The start of the school year is imminent for some of you and not too far away for the rest of you. Before your vacation is over, you need to become knowledgeable about ESSA and how to make it work for your program. Fortunately AASL and hopefully your state association has information and resources for you to tap into as you advocate for library funds.
Ever since President Obama signed ESSA into law AASL has been working to ensure that this hard-one replacement of NCLB would get school libraries the recognition and funding they need. Since ESSA calls for “Effective School Library Programs” in Title I, II and IV of the act, it was necessary to define what such a program is.
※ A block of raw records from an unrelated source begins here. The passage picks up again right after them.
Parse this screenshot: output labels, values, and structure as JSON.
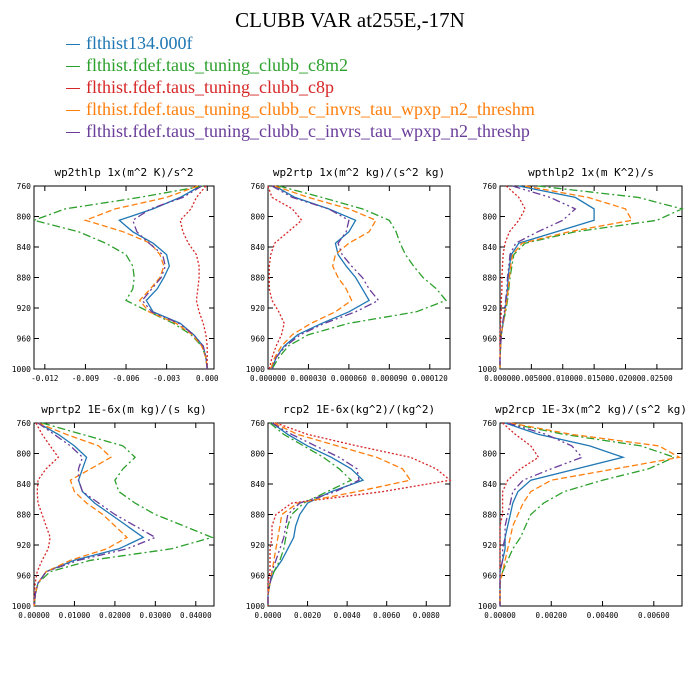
{
  "title": "CLUBB VAR at255E,-17N",
  "colors": {
    "c0": "#1f77b4",
    "c1": "#2ca02c",
    "c2": "#d62728",
    "c3": "#ff7f0e",
    "c4": "#6a3d9a"
  },
  "legend": [
    {
      "label": "flthist134.000f",
      "color": "#1f77b4"
    },
    {
      "label": "flthist.fdef.taus_tuning_clubb_c8m2",
      "color": "#2ca02c"
    },
    {
      "label": "flthist.fdef.taus_tuning_clubb_c8p",
      "color": "#d62728"
    },
    {
      "label": "flthist.fdef.taus_tuning_clubb_c_invrs_tau_wpxp_n2_threshm",
      "color": "#ff7f0e"
    },
    {
      "label": "flthist.fdef.taus_tuning_clubb_c_invrs_tau_wpxp_n2_threshp",
      "color": "#6a3d9a"
    }
  ],
  "chart_data": [
    {
      "type": "line",
      "title": "wp2thlp  1x(m^2 K)/s^2",
      "xlim": [
        -0.0128,
        0.0005
      ],
      "ylim": [
        760,
        1000
      ],
      "xticks": [
        -0.012,
        -0.009,
        -0.006,
        -0.003,
        0.0
      ],
      "xtick_labels": [
        "-0.012",
        "-0.009",
        "-0.006",
        "-0.003",
        "0.000"
      ],
      "yticks": [
        760,
        800,
        840,
        880,
        920,
        960,
        1000
      ],
      "levels": [
        760,
        775,
        790,
        805,
        820,
        835,
        850,
        865,
        880,
        895,
        910,
        925,
        940,
        955,
        970,
        985,
        1000
      ],
      "series": [
        {
          "values": [
            -0.0005,
            -0.002,
            -0.004,
            -0.0065,
            -0.0055,
            -0.004,
            -0.003,
            -0.0028,
            -0.0032,
            -0.0037,
            -0.0045,
            -0.004,
            -0.002,
            -0.001,
            -0.0003,
            -0.0001,
            0
          ]
        },
        {
          "values": [
            -0.0003,
            -0.005,
            -0.0105,
            -0.0128,
            -0.0095,
            -0.0075,
            -0.006,
            -0.0055,
            -0.0054,
            -0.0055,
            -0.006,
            -0.0043,
            -0.0025,
            -0.0012,
            -0.0004,
            -0.0001,
            0
          ]
        },
        {
          "values": [
            -0.0001,
            -0.0008,
            -0.0012,
            -0.002,
            -0.0018,
            -0.0014,
            -0.0008,
            -0.0006,
            -0.0006,
            -0.0007,
            -0.0008,
            -0.0006,
            -0.0003,
            -0.0001,
            0,
            0,
            0
          ]
        },
        {
          "values": [
            -0.0007,
            -0.003,
            -0.0068,
            -0.009,
            -0.0062,
            -0.0042,
            -0.0035,
            -0.0032,
            -0.0035,
            -0.0042,
            -0.005,
            -0.0043,
            -0.0023,
            -0.0011,
            -0.0004,
            -0.0001,
            0
          ]
        },
        {
          "values": [
            -0.0004,
            -0.0018,
            -0.0042,
            -0.0055,
            -0.0052,
            -0.0043,
            -0.0033,
            -0.0031,
            -0.0034,
            -0.0041,
            -0.0048,
            -0.0041,
            -0.0021,
            -0.001,
            -0.0003,
            -0.0001,
            0
          ]
        }
      ]
    },
    {
      "type": "line",
      "title": "wp2rtp  1x(m^2 kg)/(s^2 kg)",
      "xlim": [
        0,
        0.000135
      ],
      "ylim": [
        760,
        1000
      ],
      "xticks": [
        0,
        3e-05,
        6e-05,
        9e-05,
        0.00012
      ],
      "xtick_labels": [
        "0.000000",
        "0.000030",
        "0.000060",
        "0.000090",
        "0.000120"
      ],
      "yticks": [
        760,
        800,
        840,
        880,
        920,
        960,
        1000
      ],
      "levels": [
        760,
        775,
        790,
        805,
        820,
        835,
        850,
        865,
        880,
        895,
        910,
        925,
        940,
        955,
        970,
        985,
        1000
      ],
      "series": [
        {
          "values": [
            5e-06,
            2e-05,
            4.5e-05,
            6.5e-05,
            6e-05,
            5e-05,
            5.2e-05,
            5.8e-05,
            6.5e-05,
            7e-05,
            7.5e-05,
            6e-05,
            4e-05,
            2.2e-05,
            1.2e-05,
            6e-06,
            3e-06
          ]
        },
        {
          "values": [
            8e-06,
            4e-05,
            7e-05,
            9e-05,
            9.5e-05,
            9.8e-05,
            0.000102,
            0.000108,
            0.000115,
            0.000125,
            0.000132,
            0.00011,
            6e-05,
            3e-05,
            1.5e-05,
            8e-06,
            3e-06
          ]
        },
        {
          "values": [
            0,
            3e-06,
            1.8e-05,
            2.5e-05,
            1.5e-05,
            5e-06,
            2e-06,
            1e-06,
            1e-06,
            1e-06,
            3e-06,
            8e-06,
            1.2e-05,
            1e-05,
            6e-06,
            3e-06,
            1e-06
          ]
        },
        {
          "values": [
            5e-06,
            3e-05,
            6e-05,
            8e-05,
            7.5e-05,
            6e-05,
            5e-05,
            4.8e-05,
            5.2e-05,
            5.8e-05,
            6.2e-05,
            5e-05,
            3.2e-05,
            1.8e-05,
            1e-05,
            5e-06,
            2e-06
          ]
        },
        {
          "values": [
            3e-06,
            1.8e-05,
            4.5e-05,
            6e-05,
            5.8e-05,
            5.2e-05,
            5.5e-05,
            6.2e-05,
            7e-05,
            7.5e-05,
            8.2e-05,
            6.5e-05,
            4.2e-05,
            2.4e-05,
            1.3e-05,
            6e-06,
            3e-06
          ]
        }
      ]
    },
    {
      "type": "line",
      "title": "wpthlp2  1x(m K^2)/s",
      "xlim": [
        0,
        0.029
      ],
      "ylim": [
        760,
        1000
      ],
      "xticks": [
        0,
        0.005,
        0.01,
        0.015,
        0.02,
        0.025
      ],
      "xtick_labels": [
        "0.00000",
        "0.00500",
        "0.01000",
        "0.01500",
        "0.02000",
        "0.02500"
      ],
      "yticks": [
        760,
        800,
        840,
        880,
        920,
        960,
        1000
      ],
      "levels": [
        760,
        775,
        790,
        805,
        820,
        835,
        850,
        865,
        880,
        895,
        910,
        925,
        940,
        955,
        970,
        985,
        1000
      ],
      "series": [
        {
          "values": [
            0.003,
            0.012,
            0.015,
            0.015,
            0.009,
            0.003,
            0.0018,
            0.0015,
            0.0013,
            0.0012,
            0.001,
            0.0008,
            0.0005,
            0.0002,
            0.0001,
            0,
            0
          ]
        },
        {
          "values": [
            0.006,
            0.022,
            0.029,
            0.025,
            0.012,
            0.004,
            0.0022,
            0.0019,
            0.0016,
            0.0014,
            0.0012,
            0.0009,
            0.0005,
            0.0002,
            0.0001,
            0,
            0
          ]
        },
        {
          "values": [
            0.001,
            0.003,
            0.004,
            0.003,
            0.0015,
            0.0008,
            0.0005,
            0.0004,
            0.0003,
            0.0003,
            0.0002,
            0.0002,
            0.0001,
            0,
            0,
            0,
            0
          ]
        },
        {
          "values": [
            0.004,
            0.014,
            0.02,
            0.021,
            0.011,
            0.0035,
            0.002,
            0.0017,
            0.0015,
            0.0013,
            0.0011,
            0.0008,
            0.0005,
            0.0002,
            0.0001,
            0,
            0
          ]
        },
        {
          "values": [
            0.002,
            0.008,
            0.012,
            0.01,
            0.006,
            0.0025,
            0.0016,
            0.0014,
            0.0012,
            0.0011,
            0.0009,
            0.0007,
            0.0004,
            0.0002,
            0.0001,
            0,
            0
          ]
        }
      ]
    },
    {
      "type": "line",
      "title": "wprtp2  1E-6x(m kg)/(s kg)",
      "xlim": [
        0,
        0.0445
      ],
      "ylim": [
        760,
        1000
      ],
      "xticks": [
        0,
        0.01,
        0.02,
        0.03,
        0.04
      ],
      "xtick_labels": [
        "0.00000",
        "0.01000",
        "0.02000",
        "0.03000",
        "0.04000"
      ],
      "yticks": [
        760,
        800,
        840,
        880,
        920,
        960,
        1000
      ],
      "levels": [
        760,
        775,
        790,
        805,
        820,
        835,
        850,
        865,
        880,
        895,
        910,
        925,
        940,
        955,
        970,
        985,
        1000
      ],
      "series": [
        {
          "values": [
            0.001,
            0.006,
            0.01,
            0.013,
            0.012,
            0.011,
            0.012,
            0.015,
            0.019,
            0.023,
            0.027,
            0.021,
            0.01,
            0.003,
            0.001,
            0.0003,
            0.0001
          ]
        },
        {
          "values": [
            0.002,
            0.012,
            0.022,
            0.025,
            0.022,
            0.02,
            0.021,
            0.025,
            0.03,
            0.037,
            0.044,
            0.034,
            0.014,
            0.004,
            0.001,
            0.0003,
            0.0001
          ]
        },
        {
          "values": [
            0.0005,
            0.002,
            0.004,
            0.006,
            0.003,
            0.001,
            0.0008,
            0.001,
            0.002,
            0.003,
            0.004,
            0.0035,
            0.002,
            0.0008,
            0.0003,
            0.0001,
            0
          ]
        },
        {
          "values": [
            0.001,
            0.008,
            0.016,
            0.019,
            0.014,
            0.009,
            0.01,
            0.013,
            0.017,
            0.02,
            0.023,
            0.018,
            0.009,
            0.003,
            0.001,
            0.0003,
            0.0001
          ]
        },
        {
          "values": [
            0.001,
            0.005,
            0.009,
            0.012,
            0.011,
            0.011,
            0.012,
            0.016,
            0.02,
            0.025,
            0.03,
            0.023,
            0.011,
            0.003,
            0.001,
            0.0003,
            0.0001
          ]
        }
      ]
    },
    {
      "type": "line",
      "title": "rcp2  1E-6x(kg^2)/(kg^2)",
      "xlim": [
        0,
        0.0092
      ],
      "ylim": [
        760,
        1000
      ],
      "xticks": [
        0,
        0.002,
        0.004,
        0.006,
        0.008
      ],
      "xtick_labels": [
        "0.0000",
        "0.0020",
        "0.0040",
        "0.0060",
        "0.0080"
      ],
      "yticks": [
        760,
        800,
        840,
        880,
        920,
        960,
        1000
      ],
      "levels": [
        760,
        775,
        790,
        805,
        820,
        835,
        850,
        865,
        880,
        895,
        910,
        925,
        940,
        955,
        970,
        985,
        1000
      ],
      "series": [
        {
          "values": [
            0.0002,
            0.001,
            0.002,
            0.0032,
            0.0042,
            0.0048,
            0.0032,
            0.002,
            0.0016,
            0.0014,
            0.0013,
            0.001,
            0.0007,
            0.0003,
            0.0001,
            0,
            0
          ]
        },
        {
          "values": [
            0.0001,
            0.0008,
            0.0018,
            0.0028,
            0.0036,
            0.0042,
            0.003,
            0.0018,
            0.0012,
            0.001,
            0.0009,
            0.0008,
            0.0006,
            0.0003,
            0.0001,
            0,
            0
          ]
        },
        {
          "values": [
            0.0004,
            0.002,
            0.0045,
            0.0072,
            0.0085,
            0.0092,
            0.0058,
            0.0012,
            0.0004,
            0.0002,
            0.0002,
            0.0001,
            0.0001,
            0.0001,
            0,
            0,
            0
          ]
        },
        {
          "values": [
            0.0003,
            0.0015,
            0.0035,
            0.0055,
            0.0068,
            0.0072,
            0.0045,
            0.0015,
            0.0007,
            0.0006,
            0.0005,
            0.0004,
            0.0003,
            0.0002,
            0.0001,
            0,
            0
          ]
        },
        {
          "values": [
            0.0002,
            0.0012,
            0.0024,
            0.0036,
            0.0045,
            0.0046,
            0.0034,
            0.0016,
            0.001,
            0.0009,
            0.0008,
            0.0006,
            0.0004,
            0.0002,
            0.0001,
            0,
            0
          ]
        }
      ]
    },
    {
      "type": "line",
      "title": "wp2rcp  1E-3x(m^2 kg)/(s^2 kg)",
      "xlim": [
        0,
        0.0071
      ],
      "ylim": [
        760,
        1000
      ],
      "xticks": [
        0,
        0.002,
        0.004,
        0.006
      ],
      "xtick_labels": [
        "0.00000",
        "0.00200",
        "0.00400",
        "0.00600"
      ],
      "yticks": [
        760,
        800,
        840,
        880,
        920,
        960,
        1000
      ],
      "levels": [
        760,
        775,
        790,
        805,
        820,
        835,
        850,
        865,
        880,
        895,
        910,
        925,
        940,
        955,
        970,
        985,
        1000
      ],
      "series": [
        {
          "values": [
            0.0002,
            0.0015,
            0.0035,
            0.0048,
            0.003,
            0.0012,
            0.0007,
            0.0005,
            0.0004,
            0.0003,
            0.0002,
            0.0002,
            0.0001,
            0,
            0,
            0,
            0
          ]
        },
        {
          "values": [
            0.0003,
            0.0025,
            0.0055,
            0.0068,
            0.0058,
            0.004,
            0.0025,
            0.0017,
            0.0012,
            0.001,
            0.0008,
            0.0005,
            0.0003,
            0.0001,
            0,
            0,
            0
          ]
        },
        {
          "values": [
            0.0001,
            0.0006,
            0.0012,
            0.0015,
            0.0008,
            0.0003,
            0.0001,
            0.0001,
            0.0001,
            0,
            0,
            0,
            0,
            0,
            0,
            0,
            0
          ]
        },
        {
          "values": [
            0.0004,
            0.0028,
            0.0062,
            0.007,
            0.0045,
            0.002,
            0.0012,
            0.0009,
            0.0007,
            0.0005,
            0.0004,
            0.0003,
            0.0002,
            0.0001,
            0,
            0,
            0
          ]
        },
        {
          "values": [
            0.0003,
            0.0018,
            0.0028,
            0.0032,
            0.002,
            0.0009,
            0.0005,
            0.0004,
            0.0003,
            0.0002,
            0.0002,
            0.0001,
            0.0001,
            0,
            0,
            0,
            0
          ]
        }
      ]
    }
  ]
}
They have done so with a recently released position statement.
The statement is brief and yet succinctly explains the contribution an “effective school library program” makes to students and the educational community. When you review this document, highlight where your library meets the requirements and where it still falls short. Bring it to your principal along with your recommendations as to how you can attain the level required so your school and district will qualify for federal funds under the act.
The discussion opens the door for you to share what you can bring in the way of technology integration, lifelong reading, and the 21st century skills of critical thinking, creating new knowledge, and sharing it widely. Since the position statement refers to the research supporting the contribution of school library programs on student learning and achievement. Also bring your downloaded copy of School Libraries Work -2016 ed. from Scholastic to support that claim.
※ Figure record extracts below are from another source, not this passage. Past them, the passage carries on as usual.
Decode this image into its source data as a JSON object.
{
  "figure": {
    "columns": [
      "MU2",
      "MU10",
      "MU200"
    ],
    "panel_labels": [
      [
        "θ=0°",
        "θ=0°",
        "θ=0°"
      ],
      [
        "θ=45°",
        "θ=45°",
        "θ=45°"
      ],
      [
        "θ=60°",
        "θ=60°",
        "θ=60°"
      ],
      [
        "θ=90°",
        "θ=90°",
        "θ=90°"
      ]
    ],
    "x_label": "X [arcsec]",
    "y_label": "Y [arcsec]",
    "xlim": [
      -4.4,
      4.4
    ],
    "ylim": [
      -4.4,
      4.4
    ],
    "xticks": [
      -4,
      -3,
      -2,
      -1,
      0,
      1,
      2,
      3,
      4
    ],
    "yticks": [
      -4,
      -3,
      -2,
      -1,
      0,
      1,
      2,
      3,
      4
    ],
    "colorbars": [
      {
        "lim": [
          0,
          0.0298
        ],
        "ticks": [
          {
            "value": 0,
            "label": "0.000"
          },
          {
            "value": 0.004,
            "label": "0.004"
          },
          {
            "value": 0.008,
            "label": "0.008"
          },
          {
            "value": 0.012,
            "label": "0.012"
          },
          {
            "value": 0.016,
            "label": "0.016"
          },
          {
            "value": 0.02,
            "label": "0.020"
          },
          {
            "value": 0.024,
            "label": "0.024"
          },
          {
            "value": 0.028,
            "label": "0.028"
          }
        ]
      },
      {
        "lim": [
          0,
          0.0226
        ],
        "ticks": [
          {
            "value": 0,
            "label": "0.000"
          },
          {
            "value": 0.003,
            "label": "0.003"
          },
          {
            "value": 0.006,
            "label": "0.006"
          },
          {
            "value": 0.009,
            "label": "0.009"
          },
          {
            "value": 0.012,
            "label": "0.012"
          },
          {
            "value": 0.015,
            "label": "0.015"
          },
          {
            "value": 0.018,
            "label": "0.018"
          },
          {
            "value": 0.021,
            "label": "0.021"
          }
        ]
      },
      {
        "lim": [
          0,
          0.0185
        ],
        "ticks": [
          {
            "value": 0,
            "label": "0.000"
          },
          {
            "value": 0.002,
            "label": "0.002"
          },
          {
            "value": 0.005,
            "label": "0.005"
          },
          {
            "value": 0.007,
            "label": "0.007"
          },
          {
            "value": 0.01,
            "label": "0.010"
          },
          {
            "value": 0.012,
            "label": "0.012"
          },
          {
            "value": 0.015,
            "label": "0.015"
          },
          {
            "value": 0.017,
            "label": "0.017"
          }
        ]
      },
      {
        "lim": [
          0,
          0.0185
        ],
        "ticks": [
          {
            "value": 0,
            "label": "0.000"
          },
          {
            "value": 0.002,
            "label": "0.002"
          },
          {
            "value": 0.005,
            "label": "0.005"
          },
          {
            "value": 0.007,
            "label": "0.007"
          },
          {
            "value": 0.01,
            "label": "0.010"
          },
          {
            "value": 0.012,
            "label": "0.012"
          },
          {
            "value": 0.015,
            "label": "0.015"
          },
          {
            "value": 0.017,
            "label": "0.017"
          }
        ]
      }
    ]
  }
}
In a previous blog I mentioned the “landing site” AASL has set-up as a one-stop shopping for ESSA information. All information whether from AASL, ALA, or other sources can be found here. In addition to a link to the position statement, under Rule Making and Guidance it has an extremely helpful PDF from ALA’s Washington Office on Opportunities for School Librarians as a result of ESSA.
The information from the Washington Office focuses on Title I, II, and IV of ESSA. In each case it explains the area covered by that title and part. Under Background it explains what states and school districts must do under the provisos of the Act. Next it lets you know the Library Provisions so you don’t have to read through the legalese of the actual ESSA. Then it details under Next Steps what need to be done to apprise school districts of what they can do under the Act and where it is necessary to contact state officials. The latter will probably best be done by your state library association.
Title I Part A – Improving Basic Programs Operated by State and Local Educational Agencies will be the most challenging since it authorizes but doesn’t require how these agencies will assist schools in developing effective school library programs. A lot of work is needed to contact and work with these agencies. It would seem for the most part you will need a lot of assistance from your state association unless AASL can develop an action plan to help.
Title II Part A -Supporting Effective Instruction is much more promising, as are subsequent relevant parts of the Act since it authorizes states to use grant funds to “support instructional services provided by effective school library programs.” Under NCLB these funds were listed as solely for teachers. Now these can be used to support your professional development. Note it says “can be.” Whether they will, depends a great deal on you.
Title II Part B Subpart B Literacy Education for All includes a new K-12 literacy program. School librarians can now apply for grant funds to support this. It also has funding to provide time for teachers and librarians to meet, plan and collaborate on comprehensive literacy instruction. Subgrants awarded must include professional development for teachers AND librarians. Again, you may very well have to bring all this to the attention of your administration. Another section of this subpart deals with the Innovative Approaches to Literacy and specifically authorizes funds to be used for developing and enhancing effective school library programs. It will take advocacy at the federal level to ensure this is fully funded. Expect ALA and AASL to work through the Washington Office to accomplish this – but when asked, be sure to do your part and contact your legislators.
Title IV Part A – Student Support and Academic Enrichment Grants (Block Grants) this is a continuation of what was in NCLB but now librarians have a presence. The grants are tied to poverty levels and include funding for personnel to learn the knowledge and skills needed for technology integration to improve instruction and student achievement. In preparing the grant, school officials must consult with teachers, principals, and other stakeholders who include school librarians.
Once you are grounded in these two documents, check out the other resources on the AASL ESSA landing page. Review the various AASL Position Statements relevant to ESSA. Make it a point to regularly check the link under Resources & Information to ESSA Updates on Knowledge Quest. Look over the material from the ALA program on Unpacking ESSA for the School Librarian.
ESSA is both an opportunity and a challenge. You can move your school library program forward and demonstrate your leadership to your administrators or you can cross your fingers and hope someone does the work for you and you will get some of the funding. Which type of librarian do you want to be? This is the time to step up. Have you done anything so far?